New paper questions “LLM library learning” gains - accepted for publication at EACL
The paper “Is This LLM Library Learning? Evaluation Must Account For Compute and Behaviour” by Ian Berlot-Attwell, Tobias Sesterhenn, Frank Rudzicz and Xujie Si has been accepted for publication at the Conference of the European Chapter of the Association for Computational Linguistics (EACL). The work critically examines recent in-context “library learning” systems that claim improved performance by learning and reusing tools/lemmas without fine-tuning. Across three published systems (including an in-depth analysis of LEGO-Prover), the authors argue that many reported gains largely disappear once computational cost is properly controlled, and they find little evidence that learned libraries are actually being reused in the intended way. The paper concludes with recommendations for stronger evaluation standards, including compute-matched baselines and behavioural analysis.
Abstract:
The in-context learning (ICL) coding, reasoning, and tool-using ability of LLMs has spurred interest in library learning (i.e., the creation and exploitation of reusable and composable functions, tools, or lemmas).
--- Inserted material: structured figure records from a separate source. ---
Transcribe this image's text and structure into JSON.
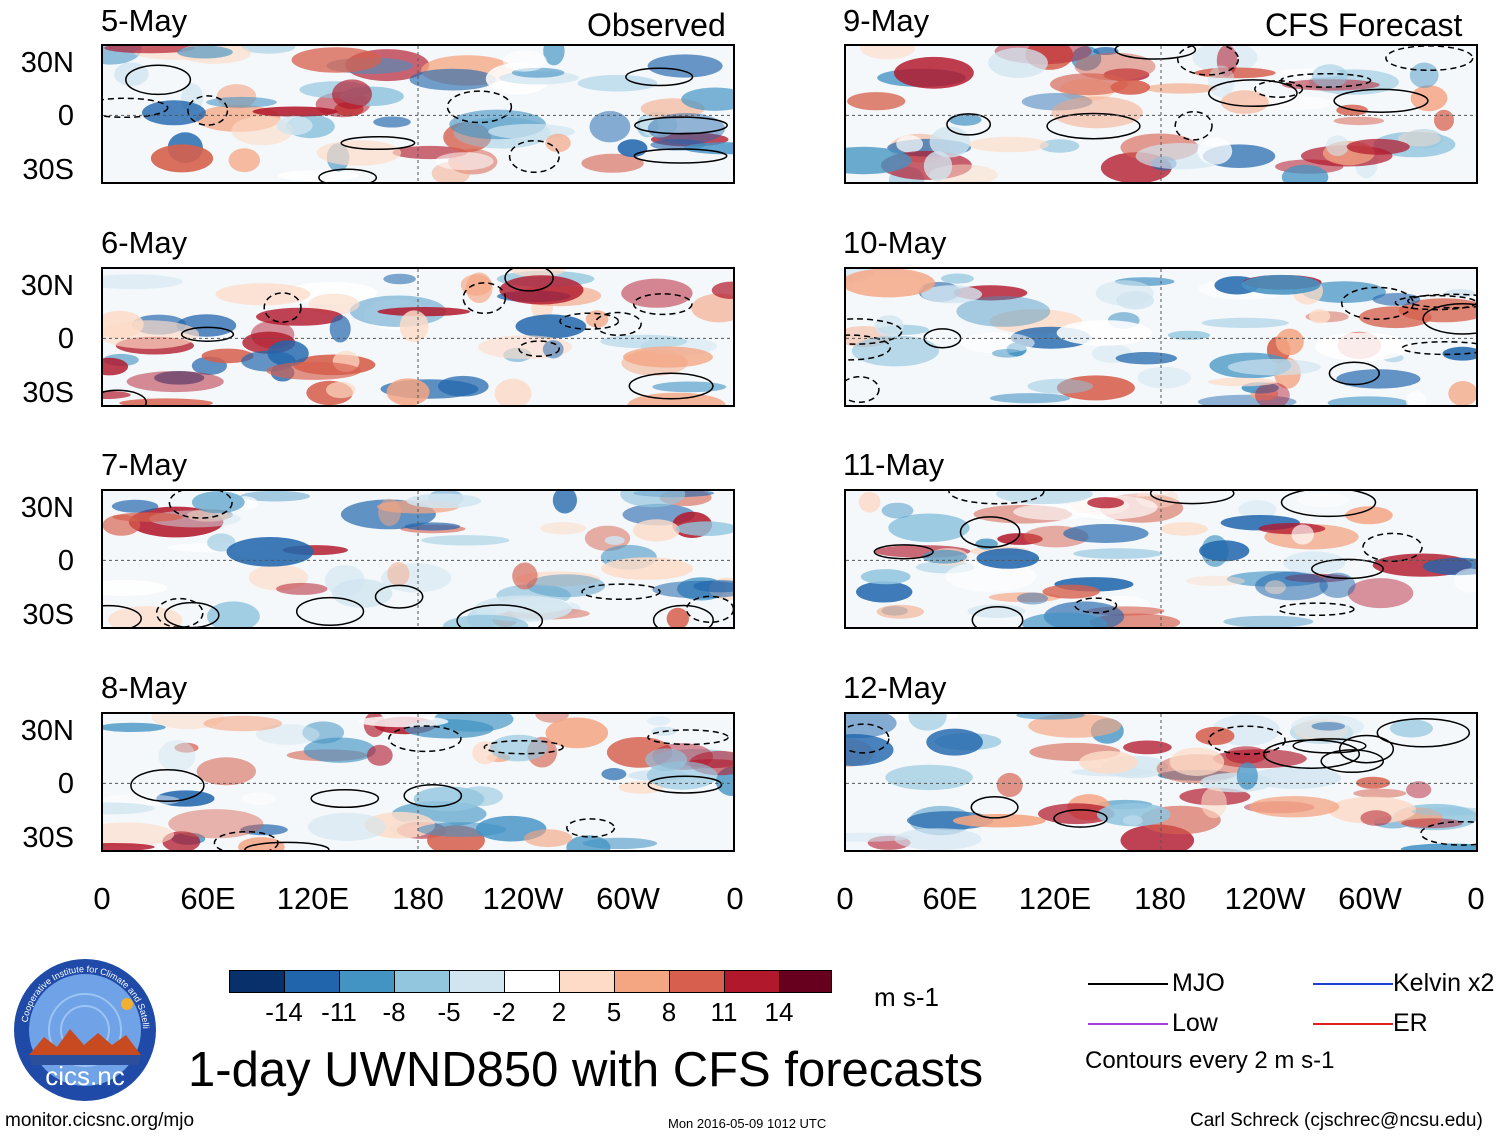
{
  "headers": {
    "observed": "Observed",
    "forecast": "CFS Forecast"
  },
  "observed_panels": [
    "5-May",
    "6-May",
    "7-May",
    "8-May"
  ],
  "forecast_panels": [
    "9-May",
    "10-May",
    "11-May",
    "12-May"
  ],
  "lat_labels": [
    "30N",
    "0",
    "30S"
  ],
  "lon_labels": [
    "0",
    "60E",
    "120E",
    "180",
    "120W",
    "60W",
    "0"
  ],
  "colorbar": {
    "colors": [
      "#08306b",
      "#2166ac",
      "#4393c3",
      "#92c5de",
      "#d1e5f0",
      "#ffffff",
      "#fddbc7",
      "#f4a582",
      "#d6604d",
      "#b2182b",
      "#67001f"
    ],
    "labels": [
      "-14",
      "-11",
      "-8",
      "-5",
      "-2",
      "2",
      "5",
      "8",
      "11",
      "14"
    ],
    "units": "m s-1"
  },
  "legend": {
    "items": [
      {
        "label": "MJO",
        "color": "#000000"
      },
      {
        "label": "Kelvin x2",
        "color": "#1f3fd6"
      },
      {
        "label": "Low",
        "color": "#a040e0"
      },
      {
        "label": "ER",
        "color": "#e02020"
      }
    ],
    "contours_note": "Contours every 2 m s-1"
  },
  "title": "1-day UWND850 with CFS forecasts",
  "footer": {
    "website": "monitor.cicsnc.org/mjo",
    "timestamp": "Mon 2016-05-09 1012 UTC",
    "author": "Carl Schreck (cjschrec@ncsu.edu)"
  },
  "logo": {
    "text": "cics.nc",
    "ring_text": "Cooperative Institute for Climate and Satellites"
  }
}
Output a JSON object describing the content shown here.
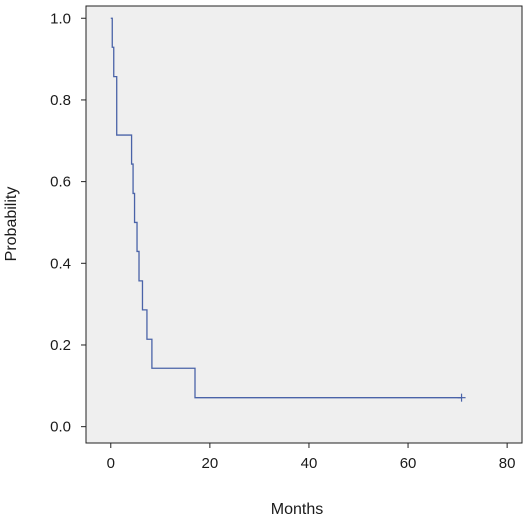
{
  "chart_data": {
    "type": "line",
    "title": "",
    "xlabel": "Months",
    "ylabel": "Probability",
    "xlim": [
      -5,
      83
    ],
    "ylim": [
      -0.04,
      1.03
    ],
    "x_ticks": [
      0,
      20,
      40,
      60,
      80
    ],
    "y_ticks": [
      0.0,
      0.2,
      0.4,
      0.6,
      0.8,
      1.0
    ],
    "x_tick_labels": [
      "0",
      "20",
      "40",
      "60",
      "80"
    ],
    "y_tick_labels": [
      "0.0",
      "0.2",
      "0.4",
      "0.6",
      "0.8",
      "1.0"
    ],
    "grid": false,
    "legend": "none",
    "step": true,
    "series": [
      {
        "x": [
          0,
          0.3,
          0.6,
          1.2,
          4.2,
          4.5,
          4.8,
          5.3,
          5.7,
          6.4,
          7.3,
          8.3,
          17.0,
          70.8
        ],
        "y": [
          1.0,
          0.929,
          0.857,
          0.714,
          0.643,
          0.571,
          0.5,
          0.429,
          0.357,
          0.286,
          0.214,
          0.143,
          0.071,
          0.071
        ],
        "censored": [
          {
            "x": 70.8,
            "y": 0.071
          }
        ]
      }
    ],
    "colors": {
      "line": "#4a63a8",
      "plot_background": "#efefef",
      "plot_border": "#222222"
    }
  }
}
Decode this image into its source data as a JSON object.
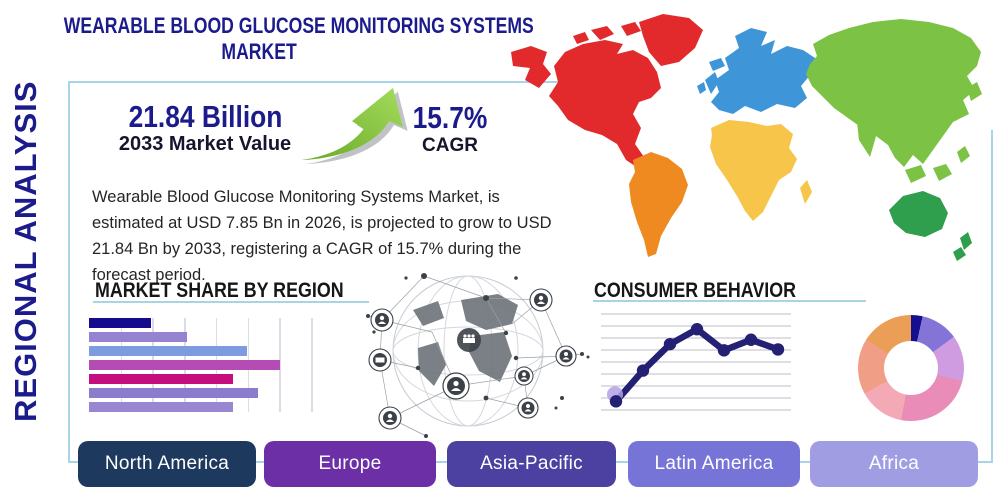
{
  "header": {
    "title_line1": "WEARABLE BLOOD GLUCOSE MONITORING SYSTEMS",
    "title_line2": "MARKET",
    "side_label": "REGIONAL ANALYSIS"
  },
  "stats": {
    "market_value": "21.84 Billion",
    "market_value_label": "2033 Market Value",
    "cagr_value": "15.7%",
    "cagr_label": "CAGR"
  },
  "description_lines": [
    "Wearable Blood Glucose Monitoring Systems Market, is",
    "estimated at USD 7.85 Bn in 2026, is projected to grow to USD",
    "21.84 Bn by 2033, registering a CAGR of 15.7% during the",
    "forecast period."
  ],
  "sections": {
    "market_share_title": "MARKET SHARE BY REGION",
    "consumer_behavior_title": "CONSUMER BEHAVIOR"
  },
  "regions": [
    {
      "label": "North America",
      "color": "#1d3a5e"
    },
    {
      "label": "Europe",
      "color": "#6c2fa6"
    },
    {
      "label": "Asia-Pacific",
      "color": "#4c41a0"
    },
    {
      "label": "Latin America",
      "color": "#7774d8"
    },
    {
      "label": "Africa",
      "color": "#a19de3"
    }
  ],
  "map": {
    "region_colors": {
      "north_america": "#e22a2c",
      "south_america": "#ef8a20",
      "europe": "#3e96d8",
      "africa": "#f6c54a",
      "asia": "#7cc244",
      "australia": "#2f9e4d"
    }
  },
  "accent": {
    "frame_blue": "#a8d4e8",
    "title_navy": "#1b1b8c",
    "arrow_green": "#7ab82d"
  },
  "chart_data": [
    {
      "type": "bar",
      "title": "MARKET SHARE BY REGION",
      "orientation": "horizontal",
      "values": [
        28,
        44,
        71,
        86,
        65,
        76,
        65
      ],
      "xlim": [
        0,
        100
      ],
      "grid": true,
      "colors": [
        "#160b8c",
        "#9583d2",
        "#7d9bdf",
        "#b44cb4",
        "#c50d7d",
        "#8c7ccd",
        "#9886d2"
      ]
    },
    {
      "type": "line",
      "title": "CONSUMER BEHAVIOR",
      "x": [
        1,
        2,
        3,
        4,
        5,
        6,
        7
      ],
      "values": [
        3,
        38,
        68,
        85,
        61,
        73,
        62
      ],
      "ylim": [
        0,
        100
      ],
      "grid": true,
      "line_color": "#242074",
      "first_point_highlight_color": "#b3a0e6"
    },
    {
      "type": "pie",
      "subtype": "donut",
      "slices": [
        {
          "color": "#140f8f",
          "value": 3.5
        },
        {
          "color": "#8574d8",
          "value": 11.5
        },
        {
          "color": "#cf9ce2",
          "value": 14
        },
        {
          "color": "#e98cb8",
          "value": 24
        },
        {
          "color": "#f4aab6",
          "value": 14
        },
        {
          "color": "#f19e86",
          "value": 17
        },
        {
          "color": "#eb9e55",
          "value": 16
        }
      ]
    }
  ]
}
Such systems often promise improved task performance and computational efficiency by caching reasoning (i.e., storing generated tools) - all without finetuning. However, we find strong reasons to be skeptical. Specifically, we identify a serious evaluation flaw present in a large number of ICL library learning works: these works do not correct for the difference in computational cost between baseline and library learning systems. Studying three separately published ICL library learning systems, we find that all of them fail to consistently outperform the simple baseline of prompting the model - improvements in task accuracy often vanish or reverse once computational cost is accounted for. Furthermore, we perform an in-depth examination of one such system, LEGO-Prover, which purports to learn reusable lemmas for mathematical reasoning. We find no evidence of the direct reuse of learned lemmas, and find evidence against the soft reuse of learned lemmas (i.e., reuse by modifying relevant examples).